• I'm 18 years old, and I have a lot of acne and pigment problems on my upper back. I've tried everything from gels and creams, to oral medications and benzoyl peroxide washes. Nothing seems to work. I've heard of acid peels, are they something that could help me?

    Acne is from skin irritation, blocked pores, bacteria and oil secretion in the skin. If your outbreak is sudden, go back and look at any predisposing factors such as oil containing skin products, a new exercise regimen with excessive sweating, or even a new hair style with hair rubbing on your skin. The answer may be simple elimination of an irritation.

    Sometimes acne will present with no apparent reason. The treatment is then daily maintenance. Face washing 2-3 times a day is a must. Use of over-the-counter topical acid products and benzoyl peroxides are very helpful. It takes six weeks for acne treatments to start working. As acne is improving, it will leave a temporary "dark area" in the skin. This "dark area" is not scar and will disappear with time - usually many months. If you continue to get new acne despite daily maintenance, you should consult your dermatologist.

  • I have very large clogged pores on my nose and cheeks. I believe this may be hereditary as I remember my Mom having the same problem. I cleanse twice daily and have tried several different products but nothing seems to help. Do you have any suggestions?

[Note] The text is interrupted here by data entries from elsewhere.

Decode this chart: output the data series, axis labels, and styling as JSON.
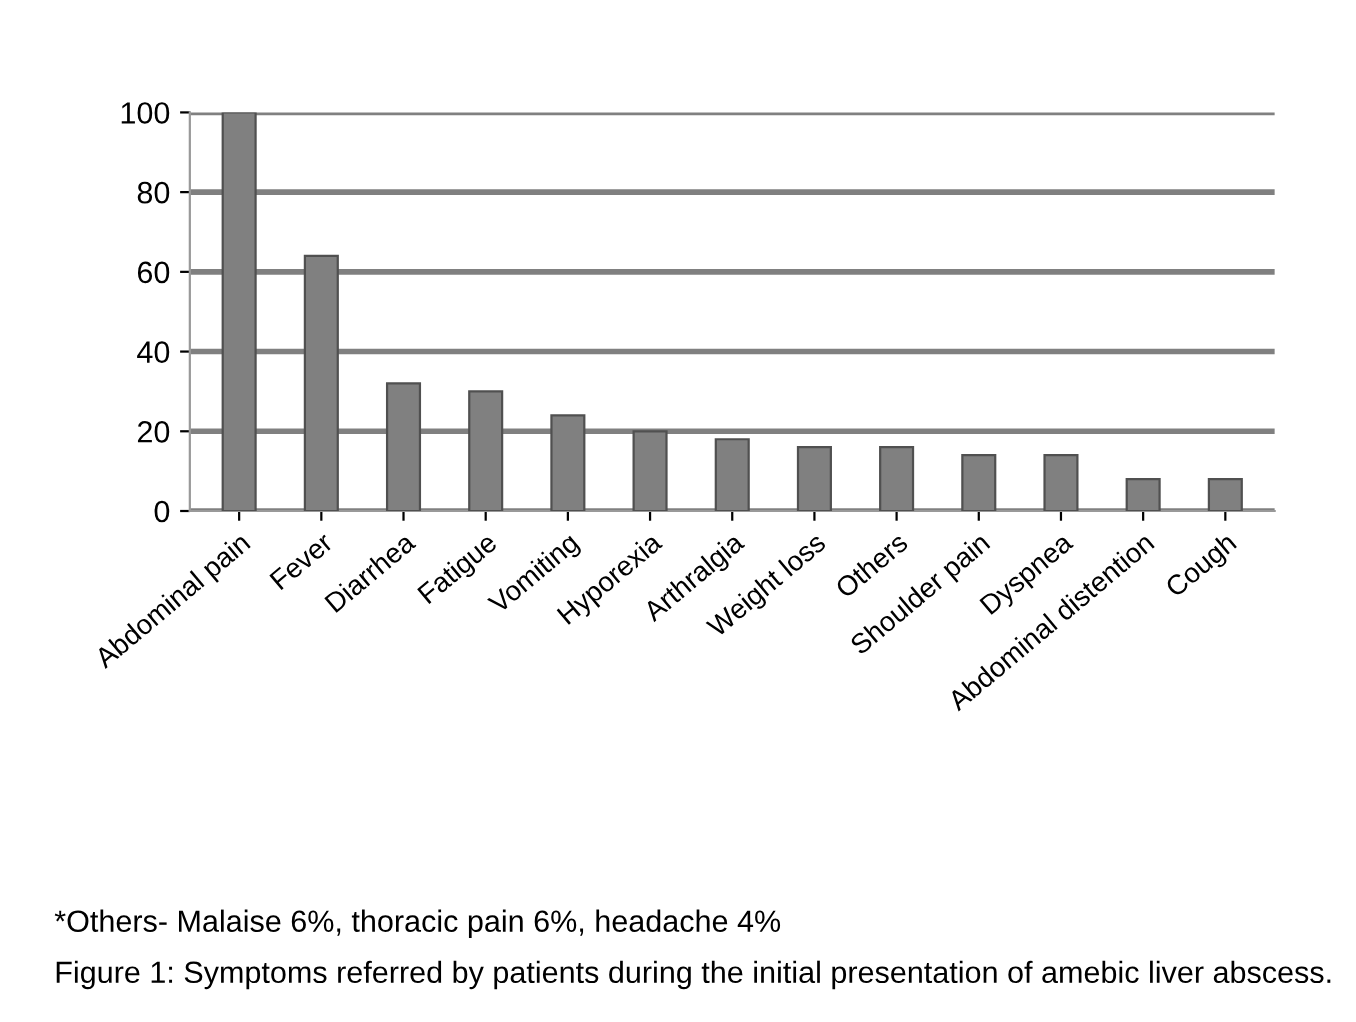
{
  "chart_data": {
    "type": "bar",
    "categories": [
      "Abdominal pain",
      "Fever",
      "Diarrhea",
      "Fatigue",
      "Vomiting",
      "Hyporexia",
      "Arthralgia",
      "Weight loss",
      "Others",
      "Shoulder pain",
      "Dyspnea",
      "Abdominal distention",
      "Cough"
    ],
    "values": [
      100,
      64,
      32,
      30,
      24,
      20,
      18,
      16,
      16,
      14,
      14,
      8,
      8
    ],
    "color": "#808080",
    "ylim": [
      0,
      100
    ],
    "yticks": [
      0,
      20,
      40,
      60,
      80,
      100
    ],
    "grid": "y",
    "annotations": [
      "*Others- Malaise 6%, thoracic pain 6%, headache 4%",
      "Figure 1: Symptoms referred by patients during the initial presentation of amebic liver abscess."
    ]
  }
}
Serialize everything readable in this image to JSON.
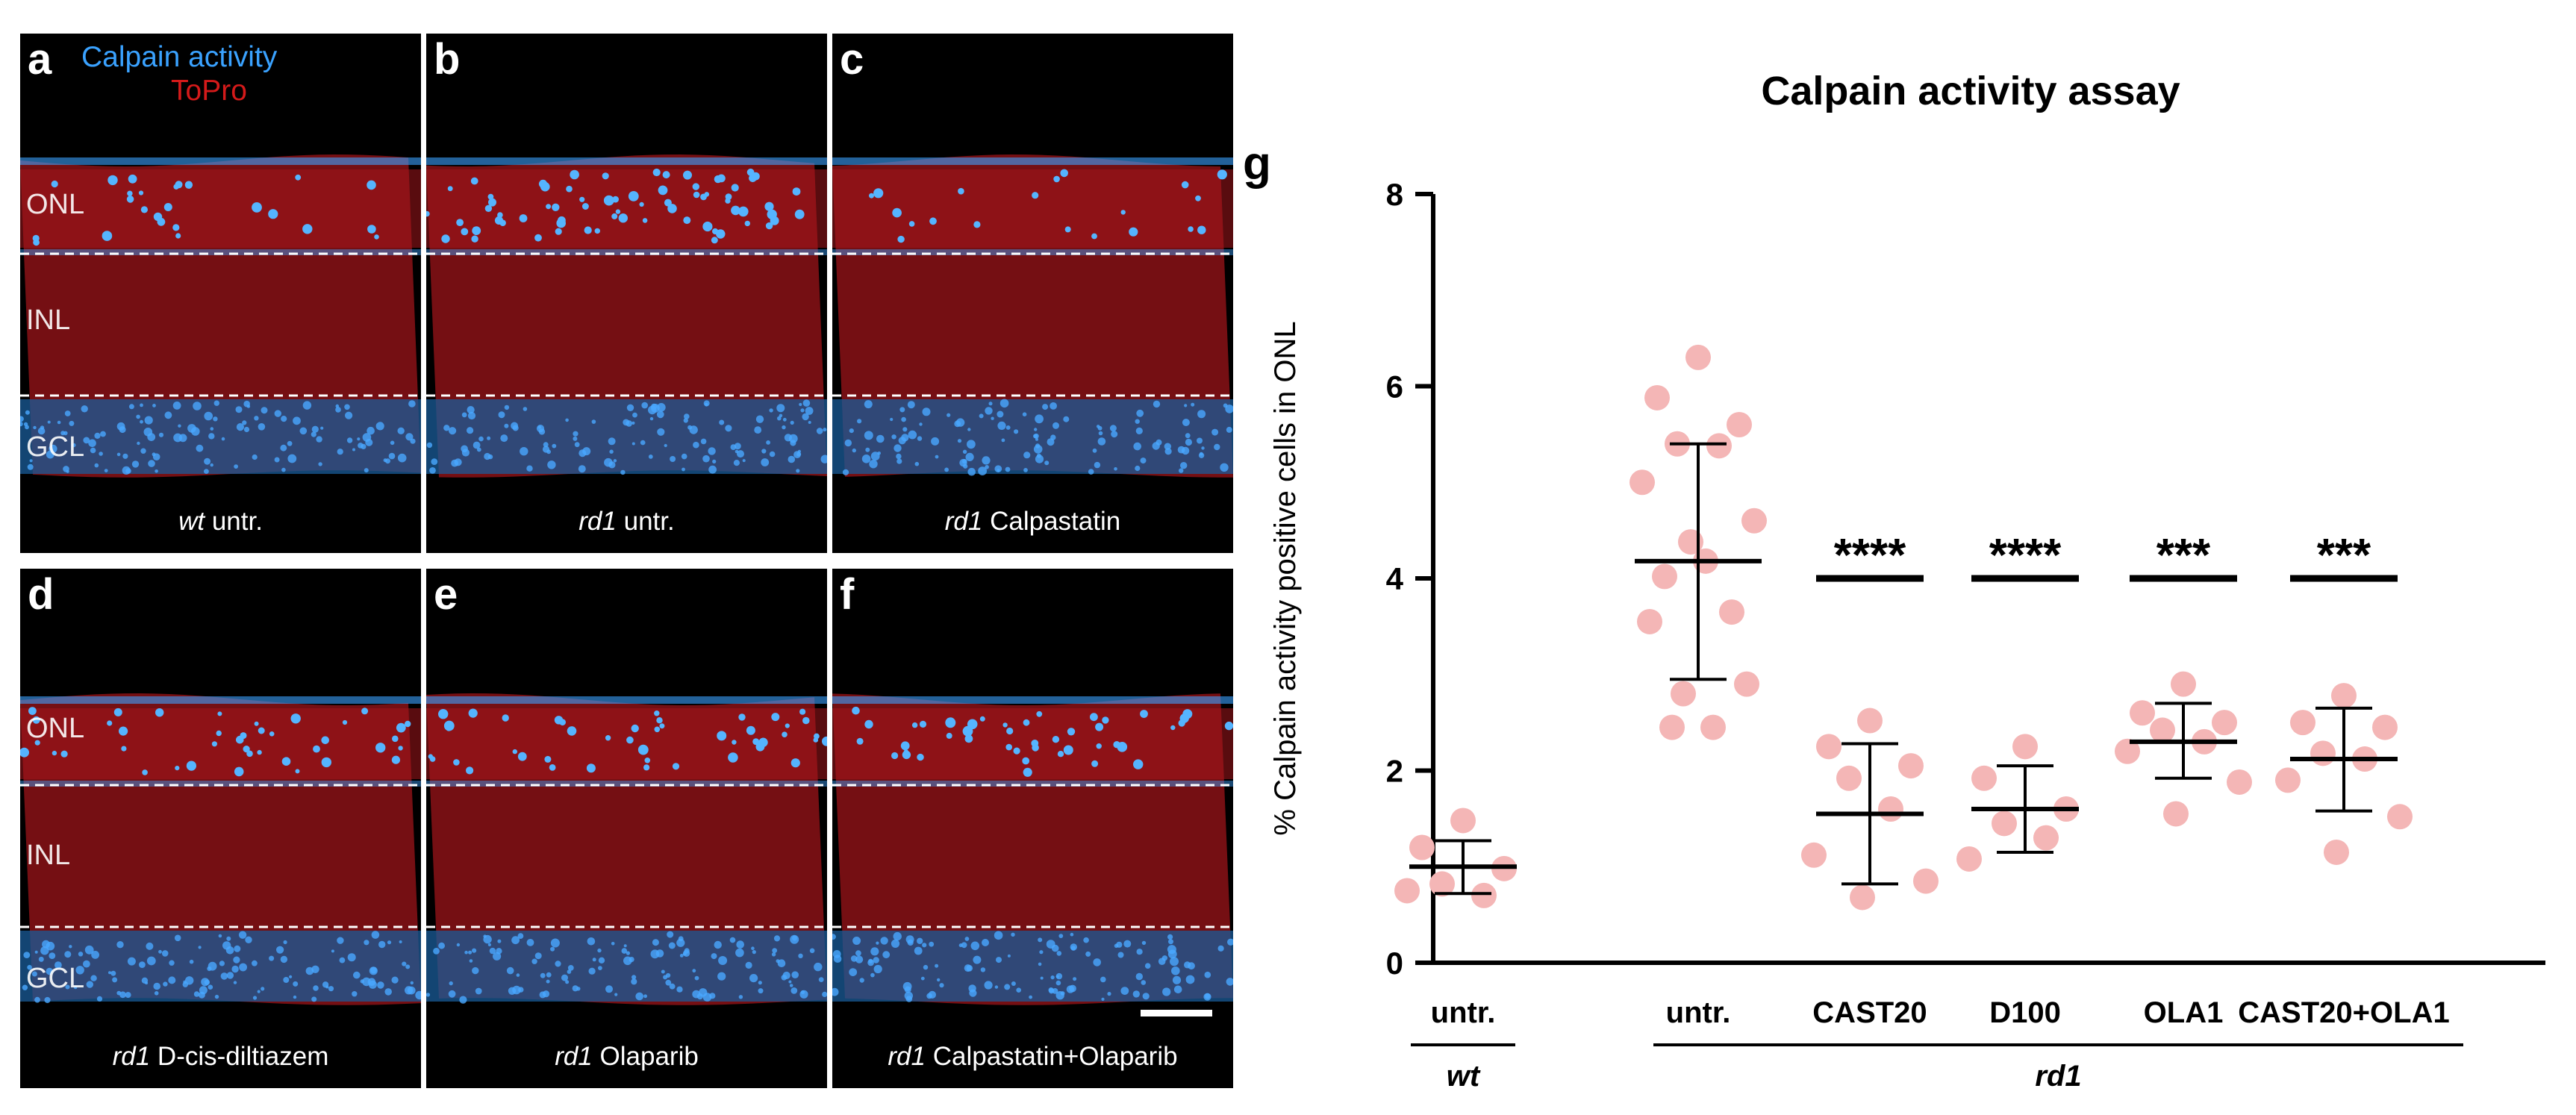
{
  "panels": [
    {
      "letter": "a",
      "genotype": "wt",
      "treatment": "untr."
    },
    {
      "letter": "b",
      "genotype": "rd1",
      "treatment": "untr."
    },
    {
      "letter": "c",
      "genotype": "rd1",
      "treatment": "Calpastatin"
    },
    {
      "letter": "d",
      "genotype": "rd1",
      "treatment": "D-cis-diltiazem"
    },
    {
      "letter": "e",
      "genotype": "rd1",
      "treatment": "Olaparib"
    },
    {
      "letter": "f",
      "genotype": "rd1",
      "treatment": "Calpastatin+Olaparib"
    }
  ],
  "legend": {
    "stain1": "Calpain activity",
    "stain2": "ToPro"
  },
  "layers": {
    "onl": "ONL",
    "inl": "INL",
    "gcl": "GCL"
  },
  "colors": {
    "calpain": "#3aa2ff",
    "topro": "#d41a1a",
    "dots": "#f4b6b6",
    "background": "#000000"
  },
  "chart_data": {
    "panel_letter": "g",
    "type": "scatter",
    "title": "Calpain activity assay",
    "ylabel": "% Calpain activity positive cells in ONL",
    "xlabel": "",
    "ylim": [
      0,
      8
    ],
    "yticks": [
      0,
      2,
      4,
      6,
      8
    ],
    "grid": false,
    "groups": [
      {
        "label": "untr.",
        "points": [
          1.48,
          1.2,
          0.98,
          0.82,
          0.7,
          0.75
        ],
        "mean": 1.0,
        "sd_low": 0.72,
        "sd_high": 1.27,
        "sig": ""
      },
      {
        "label": "untr.",
        "points": [
          6.3,
          5.88,
          5.6,
          5.4,
          5.38,
          5.0,
          4.6,
          4.38,
          4.18,
          4.02,
          3.65,
          3.55,
          2.9,
          2.8,
          2.45,
          2.45
        ],
        "mean": 4.18,
        "sd_low": 2.95,
        "sd_high": 5.4,
        "sig": ""
      },
      {
        "label": "CAST20",
        "points": [
          2.52,
          2.25,
          2.05,
          1.92,
          1.6,
          1.12,
          0.85,
          0.68
        ],
        "mean": 1.55,
        "sd_low": 0.82,
        "sd_high": 2.28,
        "sig": "****"
      },
      {
        "label": "D100",
        "points": [
          2.25,
          1.92,
          1.6,
          1.45,
          1.3,
          1.08
        ],
        "mean": 1.6,
        "sd_low": 1.15,
        "sd_high": 2.05,
        "sig": "****"
      },
      {
        "label": "OLA1",
        "points": [
          2.9,
          2.6,
          2.5,
          2.42,
          2.3,
          2.2,
          1.88,
          1.55
        ],
        "mean": 2.3,
        "sd_low": 1.92,
        "sd_high": 2.7,
        "sig": "***"
      },
      {
        "label": "CAST20+OLA1",
        "points": [
          2.78,
          2.5,
          2.45,
          2.18,
          2.12,
          1.9,
          1.52,
          1.15
        ],
        "mean": 2.12,
        "sd_low": 1.58,
        "sd_high": 2.65,
        "sig": "***"
      }
    ],
    "genotype_labels": [
      {
        "label": "wt",
        "from_group": 0,
        "to_group": 0
      },
      {
        "label": "rd1",
        "from_group": 1,
        "to_group": 5
      }
    ]
  }
}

    "Clogged pores" are called comedones. This is a type of acne that can be controlled with daily maintenance. Hydroxy acids and retinols are a good place to start. Many people benefit from facials. The cosmetologist will extract all the debris. Have the cosmetologist teach you how to clean the pores at home.
  • My face is broken out, dry, and oily at the same time. I never know how to fit in putting on lotion and putting on my acne medication (Retin-A tretinoin 0.05%) and when to put on which in my daily basis. My skin gets very shiny and gets in the way when I'm trying to go out and feel confident. The lotions I've used (Keri, Eucerin, Aveeno) cause my skin to get even more shiny or more broken out or they just don't moisturize my skin very well. Am I using the wrong lotions or cream and how and when should I put each on? I'm also using an oil-free cream cleanser with 2% salicylic acid by Neutrogena which seems to dry out my skin further, but my dermatologist recommended it. Is this not good and can I just switch to something else despite my dermatologist's advice?

    Your problem is very common and not really complicated. Combination skin is always a challenge. It is important that the basics are covered as far as washing and make-up. If the wash is drying you out, then it's time to switch. Gentle cleansing or glycerin bars are always a nice start. Use your hands and no wash rag or buff puff. Make sure that all your make-up is oil free. It cannot say water based. Also, do your hair styling first before you wash your face. This is so the hair care products do not get on your face. The term non-comedogenic is also acceptable. Retinols (Retin - A) is excellent for acne. Sometimes people will breakout before they get better and I encourage them to stick with it (good or bad) for six weeks. That is the time required to see if the acne is going to clear. In the oily areas we encourage the retinol to be applied a little more liberal. Conversely, in the dry areas, the retinol is applied sparingly. A moisturizer can also be applied to the dry areas as long as it is oil free. Moisturizers are most effective when used twice a day. Before you start adding new products, see how you do with what you have.
  • I started taking the medication erythromycin for my acne about a week ago and it seems to be getting worse. How long does it take for the medication to kick in and is it suppose to get worst before it gets better?

    In some people, acne will get worse before it gets better. As a rule of thumb, it takes six to eight weeks before significant improvement is seen. If after two months, the acne is as bad or worse, then it is time to switch treatment programs. Remember, most acne treatment is designed to suppress acne and not cure it. You must continue with your medications until your physician prescribes otherwise.